Unfortunately, most of Beringia is now under water, limiting potential for more archeological finds.

But O’Rourke thinks these specimens are still valuable. The community that buried them “may well be a remnant of that original Beringian group. It may give us a snapshot of that earlier time,” he told the Times.

The baby bodies were placed on red ocher and surrounded by hunting darts made from antlers, the Times reports. Found beneath the burial of a seemingly cremated 3-year-old, these specimens were discovered during a dig at the Upward Sun River site, an ancient campsite about 50 miles southeast of Fairbanks, Alaska.

The infants neither shared a mother nor a later Native American lineage, so the researchers are puzzled as to why they were buried together.

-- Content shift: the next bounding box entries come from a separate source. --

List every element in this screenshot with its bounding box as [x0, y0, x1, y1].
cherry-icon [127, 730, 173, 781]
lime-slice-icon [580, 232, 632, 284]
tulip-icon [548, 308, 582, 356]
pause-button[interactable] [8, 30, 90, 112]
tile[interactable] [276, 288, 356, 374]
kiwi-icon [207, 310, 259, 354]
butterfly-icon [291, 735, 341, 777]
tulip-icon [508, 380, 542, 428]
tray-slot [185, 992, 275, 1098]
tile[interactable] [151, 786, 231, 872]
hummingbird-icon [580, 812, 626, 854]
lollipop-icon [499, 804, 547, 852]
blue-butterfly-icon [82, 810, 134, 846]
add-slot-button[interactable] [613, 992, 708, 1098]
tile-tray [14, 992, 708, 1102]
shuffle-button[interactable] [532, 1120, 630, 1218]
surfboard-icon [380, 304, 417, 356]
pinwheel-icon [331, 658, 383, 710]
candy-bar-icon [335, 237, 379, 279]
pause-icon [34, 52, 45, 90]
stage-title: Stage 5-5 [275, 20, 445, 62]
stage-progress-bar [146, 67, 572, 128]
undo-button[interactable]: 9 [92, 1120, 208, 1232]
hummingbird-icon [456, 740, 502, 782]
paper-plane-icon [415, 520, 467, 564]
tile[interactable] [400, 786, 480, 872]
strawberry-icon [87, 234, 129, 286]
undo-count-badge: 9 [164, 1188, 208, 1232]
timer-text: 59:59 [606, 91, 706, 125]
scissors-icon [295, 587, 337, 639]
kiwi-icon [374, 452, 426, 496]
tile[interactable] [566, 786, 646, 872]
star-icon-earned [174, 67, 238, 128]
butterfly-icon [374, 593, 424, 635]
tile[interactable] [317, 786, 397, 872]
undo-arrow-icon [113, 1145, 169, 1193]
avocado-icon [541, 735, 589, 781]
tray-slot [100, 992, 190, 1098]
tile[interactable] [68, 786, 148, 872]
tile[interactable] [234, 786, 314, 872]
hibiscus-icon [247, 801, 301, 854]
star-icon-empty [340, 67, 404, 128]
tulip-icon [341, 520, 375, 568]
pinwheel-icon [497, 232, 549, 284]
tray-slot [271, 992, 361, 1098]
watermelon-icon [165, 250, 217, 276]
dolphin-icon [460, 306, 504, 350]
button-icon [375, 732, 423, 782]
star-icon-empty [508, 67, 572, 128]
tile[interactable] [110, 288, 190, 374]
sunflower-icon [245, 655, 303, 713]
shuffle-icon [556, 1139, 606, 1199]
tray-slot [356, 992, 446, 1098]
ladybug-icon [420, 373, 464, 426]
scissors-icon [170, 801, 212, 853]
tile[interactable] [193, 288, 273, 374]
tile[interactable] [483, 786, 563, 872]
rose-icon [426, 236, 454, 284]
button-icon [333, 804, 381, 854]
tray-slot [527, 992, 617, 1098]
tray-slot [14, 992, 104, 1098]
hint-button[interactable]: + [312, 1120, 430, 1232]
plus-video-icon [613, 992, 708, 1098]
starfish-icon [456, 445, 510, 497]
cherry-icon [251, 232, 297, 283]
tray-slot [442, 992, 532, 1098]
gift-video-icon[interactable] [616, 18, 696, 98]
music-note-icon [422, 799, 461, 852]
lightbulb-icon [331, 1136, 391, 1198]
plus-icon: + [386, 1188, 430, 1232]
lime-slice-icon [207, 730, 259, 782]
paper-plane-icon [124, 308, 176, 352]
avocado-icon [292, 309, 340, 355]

“It’s not common to find infants buried together that are not related maternally,” O'Rourke said in the news release. “It raises questions about the social structure and mortuary practices of these early people.” Perhaps the babies shared a father.

One thing is for sure from this research, said Ted Goebel, an archeologist at Texas A&M University. Humans walked their way into the Americas.

“It nails it shut that without question,” he told The Salt Lake Tribune. “The earliest Native Americans came from the Bering land bridge.”